MSC4385: Pushing secrets to other devices

proposals/4385-secret-send-without-requestid.md

@@ -0,0 +1,74 @@
+# MSC4385: Allowing `m.secret.send` without a prior `m.secret.request`
+
+[MSC1946](https://github.com/matrix-org/matrix-spec-proposals/pull/1946)
+introduced the `m.secret.request` and `m.secret.send` events, which allow a
+device to request a secret from another device, and for the other device to send
+the secret to the first device.  In that MSC, an `m.secret.send` must only be
+sent as a response to `m.secret.request`; unsolicited `m.secret.send` events
+were to be ignored.
+
+However, there are situations in which a device may want to send a secret to
+other devices, without the secret being requested.  For example, if a device
+changes the private key for key backup, it can share the key with other devices
+so that they can access the key backup.
+
+## Proposal
+
+The `request_id` property of an `m.secret.send` event is optional.
+`m.secret.send` events may be sent without a corresponding `m.secret.request`
+event, and if so, MUST be sent without an `request_id` property, but MUST
+include a `name` property, which contains the name of the secret being shared.

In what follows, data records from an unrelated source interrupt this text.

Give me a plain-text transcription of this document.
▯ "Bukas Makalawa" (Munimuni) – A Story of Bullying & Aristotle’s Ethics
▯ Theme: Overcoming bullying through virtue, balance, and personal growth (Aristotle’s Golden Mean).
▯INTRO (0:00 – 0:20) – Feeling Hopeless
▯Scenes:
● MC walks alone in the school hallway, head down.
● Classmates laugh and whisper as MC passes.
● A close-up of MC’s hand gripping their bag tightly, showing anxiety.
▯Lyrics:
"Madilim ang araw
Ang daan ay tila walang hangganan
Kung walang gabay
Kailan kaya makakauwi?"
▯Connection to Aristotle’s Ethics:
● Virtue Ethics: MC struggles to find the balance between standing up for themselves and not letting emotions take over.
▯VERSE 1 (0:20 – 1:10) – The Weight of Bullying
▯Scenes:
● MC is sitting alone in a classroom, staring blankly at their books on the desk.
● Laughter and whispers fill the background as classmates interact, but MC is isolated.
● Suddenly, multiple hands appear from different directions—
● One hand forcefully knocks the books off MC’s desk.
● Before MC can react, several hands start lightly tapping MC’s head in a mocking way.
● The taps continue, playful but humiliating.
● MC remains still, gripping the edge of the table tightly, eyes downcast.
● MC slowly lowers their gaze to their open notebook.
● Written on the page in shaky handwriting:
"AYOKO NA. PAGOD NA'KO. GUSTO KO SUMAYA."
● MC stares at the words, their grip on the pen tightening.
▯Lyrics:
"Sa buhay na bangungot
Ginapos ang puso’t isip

+`m.secret.send` events with a `request_id` property are handled as before.
+
+`m.secret.send` events without a `request_id` must only be accepted from
+cross-signed devices belonging to the same user.  In addition, the client MAY
+prompt the user before accepting the `m.secret.send` event.  The client MAY also
+only accept certain secrets.  For example, the client could accept the key
+backup secret, but could require re-verification rather than accepting the
+cross-signing secrets.
+
+## Potential issues
+
+Clients that do not implement this proposal will not accept `m.secret.send`
+events without the `request_id` property, and so the event will have been sent
+needlessly.  However, having such events sent to old clients should not cause
+any issues for the clients, as they should simply discard them as invalid, so it
+will be as if the events were not sent at all.
+
+If a client is offline while a secret is changed multiple times, it will receive
+multiple `m.secret.send` events, and will have to determine which one is the
+current one.  For the existing secrets, there are easy ways of determining which
+secret "works".
+
+## Alternatives
+
+Rather than preemptively sending out a secret when it is changed, the user's
+other clients could try to notice when a secret is changed, and then broadcast
+an `m.secret.request` to all the user's other devices.  However, this could
+result in delays in obtaining the secret if the device that changed the secret
+is not online when the request is sent out.  As well, it could result in many
+extra events being sent, since the requesting device does not know which device
+it needs to request from, and so must broadcast `m.secret.request` events to all
+the user's other devices.
+
+## Security considerations
+
+An attacker who takes control of a device could send out a secret that is
+controlled by the attacker.  For example, the attacker could create a new key
+backup and send out the private key so that other clients will use the new
+backup, allowing the attacker to read new keys uploaded to the key backup.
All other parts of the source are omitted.